Lament for fading building societies

For some time it\'s been clear that 2008 will go down as one of the most turbulent years in financial services history. Nevertheless, the fall of Lehman Brothers, the last-minute sale of Merrill Lynch and HBOS\' demise still came as a shock.

The previous week it appeared we were coming out of the downward spiral following the nationalisation of Fannie Mae and Freddie Mac. The move gave a much-needed boost to the US and UK mortgage markets. But Lehmans’ Chapter 11 application, the fall of HBOS and the takeover of Merrill by Bank of America shows the parlous state the market is still in.

The American dream to grow at all costs and dominate all markets appears to have created a house of cards on the brink of collapse.

Depressingly, many experts talk about the impact the US market has on our economy as if we have no control over our destiny. This may be true for lenders owned by US parents but the same does not necessarily apply to UK-based financial services firms, particularly regional building societies.

We use the term global credit crunch as if it is a natural disaster we have no control over. But it’s not – it is man-made. When the dust settles there will be many to blame, from the lenders that relaxed their policies and abandoned prudence to the regulators and institutions that were meant to oversee what banks were doing and failed. I have little sympathy for plc organisations. They made commercial decisions and shareholders knew the risks. What makes me sad is the demise of some regional societies.

Over the years I have opened many accounts with small mutuals so I could vote against wacky proposals by individuals who wanted a share of the potential windfalls. I guess I was an anti-carpetbagger. Now I find some of these organisations I love being forced to merge and I’m incensed.

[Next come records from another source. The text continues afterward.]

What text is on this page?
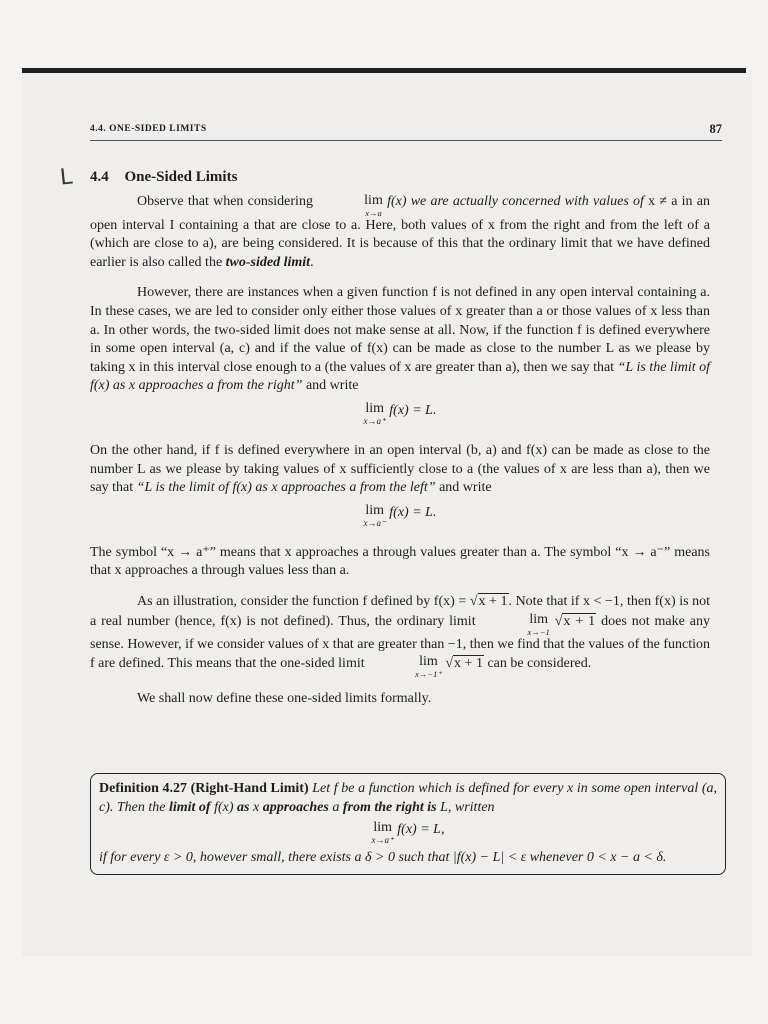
L
4.4. ONE-SIDED LIMITS	87
4.4 One-Sided Limits

Observe that when considering	lim
x→a
f(x) we are actually concerned with values of x ≠ a in an open interval I containing a that are close to a. Here, both values of x from the right and from the left of a (which are close to a), are being considered. It is because of this that the ordinary limit that we have defined earlier is also called the two-sided limit.

However, there are instances when a given function f is not defined in any open interval containing a. In these cases, we are led to consider only either those values of x greater than a or those values of x less than a. In other words, the two-sided limit does not make sense at all. Now, if the function f is defined everywhere in some open interval (a, c) and if the value of f(x) can be made as close to the number L as we please by taking x in this interval close enough to a (the values of x are greater than a), then we say that “L is the limit of f(x) as x approaches a from the right” and write

lim
x→a⁺
f(x) = L.

On the other hand, if f is defined everywhere in an open interval (b, a) and f(x) can be made as close to the number L as we please by taking values of x sufficiently close to a (the values of x are less than a), then we say that “L is the limit of f(x) as x approaches a from the left” and write

lim
x→a⁻
f(x) = L.

The symbol “x → a⁺” means that x approaches a through values greater than a. The symbol “x → a⁻” means that x approaches a through values less than a.

As an illustration, consider the function f defined by f(x) = √x + 1. Note that if x < −1, then f(x) is not a real number (hence, f(x) is not defined). Thus, the ordinary limit	lim
x→−1
√x + 1 does not make any sense. However, if we consider values of x that are greater than −1, then we find that the values of the function f are defined. This means that the one-sided limit	lim
x→−1⁺
√x + 1 can be considered.

We shall now define these one-sided limits formally.

Definition 4.27 (Right-Hand Limit) Let f be a function which is defined for every x in some open interval (a, c). Then the limit of f(x) as x approaches a from the right is L, written
lim
x→a⁺
f(x) = L,
if for every ε > 0, however small, there exists a δ > 0 such that |f(x) − L| < ε whenever 0 < x − a < δ.
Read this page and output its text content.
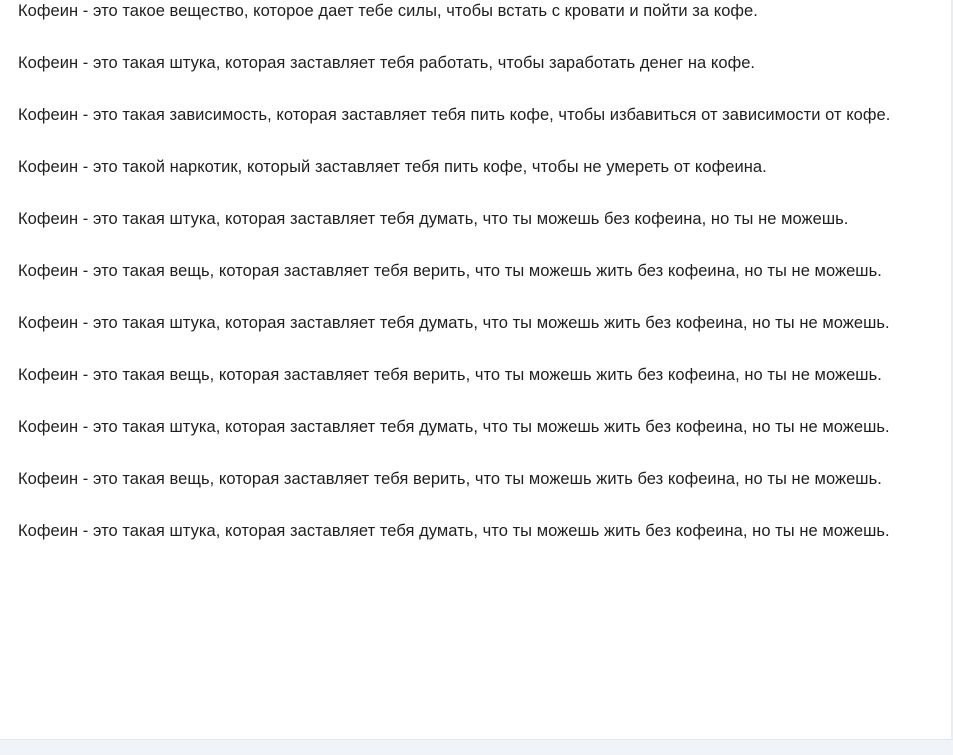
Кофеин - это такое вещество, которое дает тебе силы, чтобы встать с кровати и пойти за кофе.

Кофеин - это такая штука, которая заставляет тебя работать, чтобы заработать денег на кофе.

Кофеин - это такая зависимость, которая заставляет тебя пить кофе, чтобы избавиться от зависимости от кофе.

Кофеин - это такой наркотик, который заставляет тебя пить кофе, чтобы не умереть от кофеина.

Кофеин - это такая штука, которая заставляет тебя думать, что ты можешь без кофеина, но ты не можешь.

Кофеин - это такая вещь, которая заставляет тебя верить, что ты можешь жить без кофеина, но ты не можешь.

Кофеин - это такая штука, которая заставляет тебя думать, что ты можешь жить без кофеина, но ты не можешь.

Кофеин - это такая вещь, которая заставляет тебя верить, что ты можешь жить без кофеина, но ты не можешь.

Кофеин - это такая штука, которая заставляет тебя думать, что ты можешь жить без кофеина, но ты не можешь.

Кофеин - это такая вещь, которая заставляет тебя верить, что ты можешь жить без кофеина, но ты не можешь.

Кофеин - это такая штука, которая заставляет тебя думать, что ты можешь жить без кофеина, но ты не можешь.
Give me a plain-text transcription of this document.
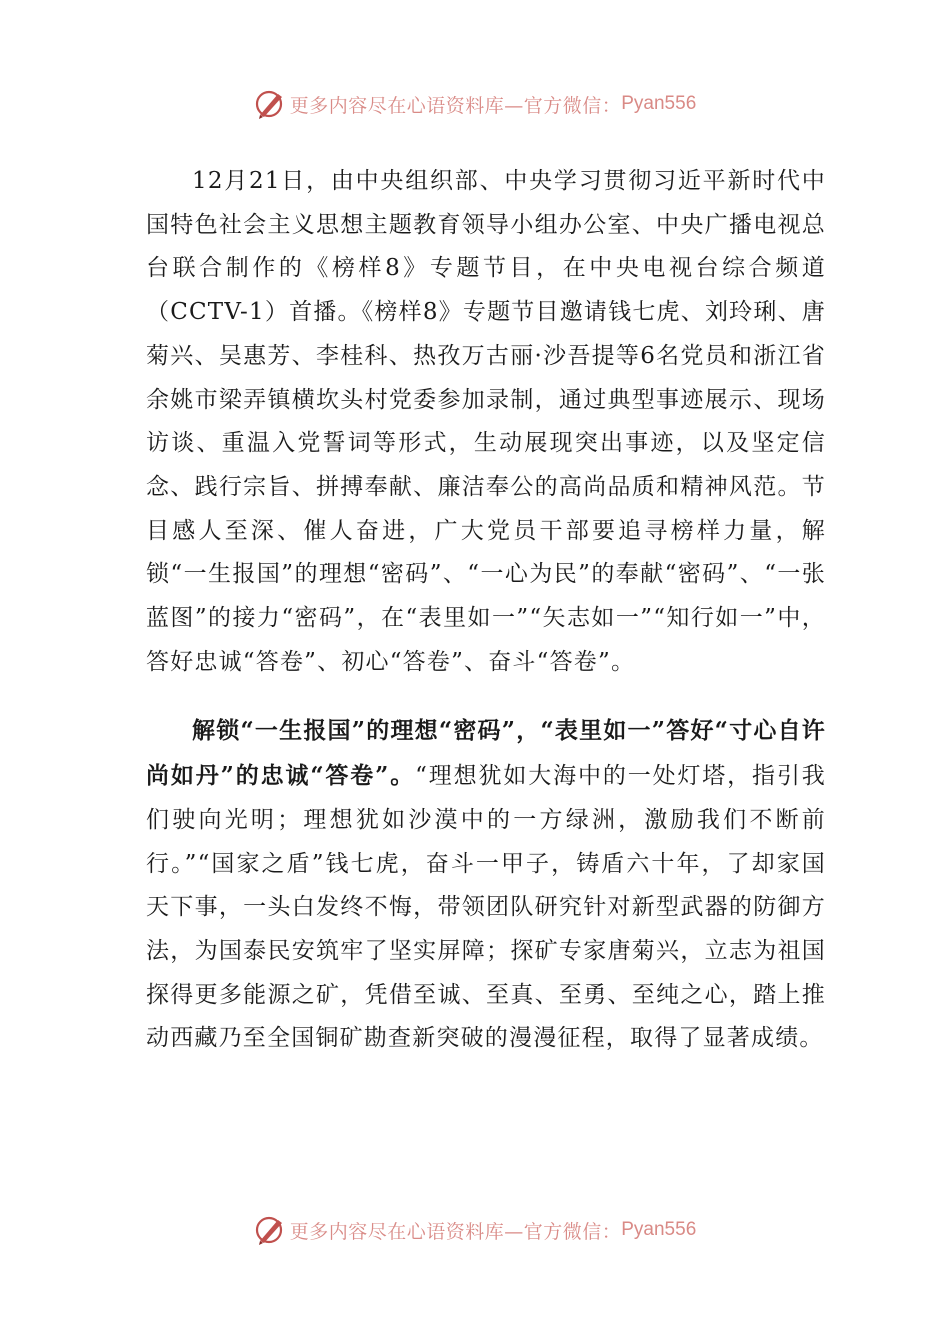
更多内容尽在心语资料库—官方微信： Pyan556

12月21日，由中央组织部、中央学习贯彻习近平新时代中国特色社会主义思想主题教育领导小组办公室、中央广播电视总台联合制作的《榜样8》专题节目，在中央电视台综合频道（CCTV-1）首播。《榜样8》专题节目邀请钱七虎、刘玲琍、唐菊兴、吴惠芳、李桂科、热孜万古丽·沙吾提等6名党员和浙江省余姚市梁弄镇横坎头村党委参加录制，通过典型事迹展示、现场访谈、重温入党誓词等形式，生动展现突出事迹，以及坚定信念、践行宗旨、拼搏奉献、廉洁奉公的高尚品质和精神风范。节目感人至深、催人奋进，广大党员干部要追寻榜样力量，解锁“一生报国”的理想“密码”、“一心为民”的奉献“密码”、“一张蓝图”的接力“密码”，在“表里如一”“矢志如一”“知行如一”中，答好忠诚“答卷”、初心“答卷”、奋斗“答卷”。

解锁“一生报国”的理想“密码”，“表里如一”答好“寸心自许尚如丹”的忠诚“答卷”。“理想犹如大海中的一处灯塔，指引我们驶向光明；理想犹如沙漠中的一方绿洲，激励我们不断前行。”“国家之盾”钱七虎，奋斗一甲子，铸盾六十年，了却家国天下事，一头白发终不悔，带领团队研究针对新型武器的防御方法，为国泰民安筑牢了坚实屏障；探矿专家唐菊兴，立志为祖国探得更多能源之矿，凭借至诚、至真、至勇、至纯之心，踏上推动西藏乃至全国铜矿勘查新突破的漫漫征程，取得了显著成绩。

更多内容尽在心语资料库—官方微信： Pyan556
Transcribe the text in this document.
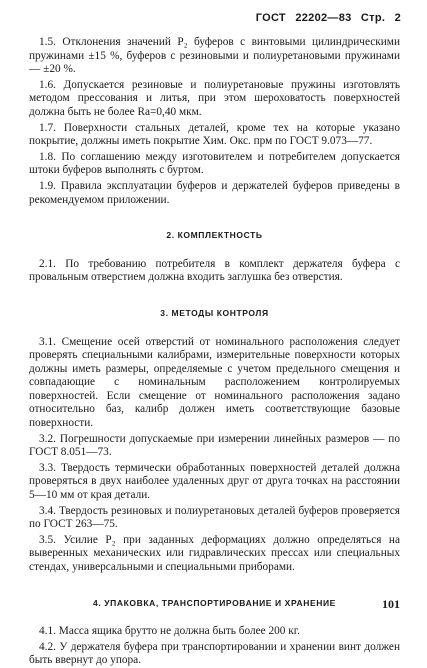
ГОСТ 22202—83 Стр. 2

1.5. Отклонения значений P₂ буферов с винтовыми цилиндрическими пружинами ±15 %, буферов с резиновыми и полиуретановыми пружинами — ±20 %.

1.6. Допускается резиновые и полиуретановые пружины изготовлять методом прессования и литья, при этом шероховатость поверхностей должна быть не более Ra=0,40 мкм.

1.7. Поверхности стальных деталей, кроме тех на которые указано покрытие, должны иметь покрытие Хим. Окс. прм по ГОСТ 9.073—77.

1.8. По соглашению между изготовителем и потребителем допускается штоки буферов выполнять с буртом.

1.9. Правила эксплуатации буферов и держателей буферов приведены в рекомендуемом приложении.

2. КОМПЛЕКТНОСТЬ

2.1. По требованию потребителя в комплект держателя буфера с провальным отверстием должна входить заглушка без отверстия.

3. МЕТОДЫ КОНТРОЛЯ

3.1. Смещение осей отверстий от номинального расположения следует проверять специальными калибрами, измерительные поверхности которых должны иметь размеры, определяемые с учетом предельного смещения и совпадающие с номинальным расположением контролируемых поверхностей. Если смещение от номинального расположения задано относительно баз, калибр должен иметь соответствующие базовые поверхности.

3.2. Погрешности допускаемые при измерении линейных размеров — по ГОСТ 8.051—73.

3.3. Твердость термически обработанных поверхностей деталей должна проверяться в двух наиболее удаленных друг от друга точках на расстоянии 5—10 мм от края детали.

3.4. Твердость резиновых и полиуретановых деталей буферов проверяется по ГОСТ 263—75.

3.5. Усилие P₂ при заданных деформациях должно определяться на выверенных механических или гидравлических прессах или специальных стендах, универсальными и специальными приборами.

4. УПАКОВКА, ТРАНСПОРТИРОВАНИЕ И ХРАНЕНИЕ

4.1. Масса ящика брутто не должна быть более 200 кг.

4.2. У держателя буфера при транспортировании и хранении винт должен быть ввернут до упора.

101
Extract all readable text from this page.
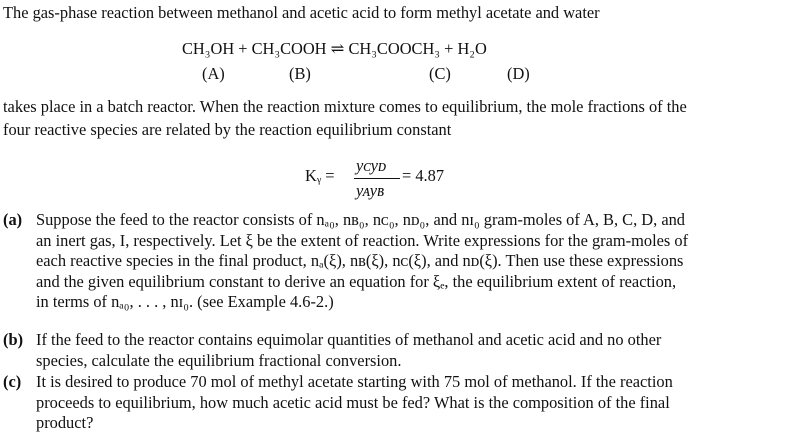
The gas-phase reaction between methanol and acetic acid to form methyl acetate and water
CH₃OH + CH₃COOH ⇌ CH₃COOCH₃ + H₂O
(A)	(B)	(C)	(D)
takes place in a batch reactor. When the reaction mixture comes to equilibrium, the mole fractions of the
four reactive species are related by the reaction equilibrium constant
Kᵧ =
yᴄyᴅ
yᴀyʙ
= 4.87
(a) Suppose the feed to the reactor consists of nₐ₀, nʙ₀, nᴄ₀, nᴅ₀, and nɪ₀ gram-moles of A, B, C, D, and
an inert gas, I, respectively. Let ξ be the extent of reaction. Write expressions for the gram-moles of
each reactive species in the final product, nₐ(ξ), nʙ(ξ), nᴄ(ξ), and nᴅ(ξ). Then use these expressions
and the given equilibrium constant to derive an equation for ξₑ, the equilibrium extent of reaction,
in terms of nₐ₀, . . . , nɪ₀. (see Example 4.6-2.)
(b) If the feed to the reactor contains equimolar quantities of methanol and acetic acid and no other
species, calculate the equilibrium fractional conversion.
(c) It is desired to produce 70 mol of methyl acetate starting with 75 mol of methanol. If the reaction
proceeds to equilibrium, how much acetic acid must be fed? What is the composition of the final
product?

Once upon a time regional societies were run by local butchers, bakers or candlestick makers – successfully, I might add. They served their local communities with distinction.

Didn’t latter-day managers have any sense of history when they took these small organisations into riskier waters?

Clients in the communities they once served now have less choice – so much for slogans such as ‘community matters’. I am reminded of a quote from former Prime Minister Margaret Thatcher, albeit in relation to another subject.

She said: “No generation has a freehold on this earth. All we have is a life tenancy with full repairing lease. This government intends to meet the terms of that lease in full.”

It’s a shame the managers of some lenders didn’t think in the same way.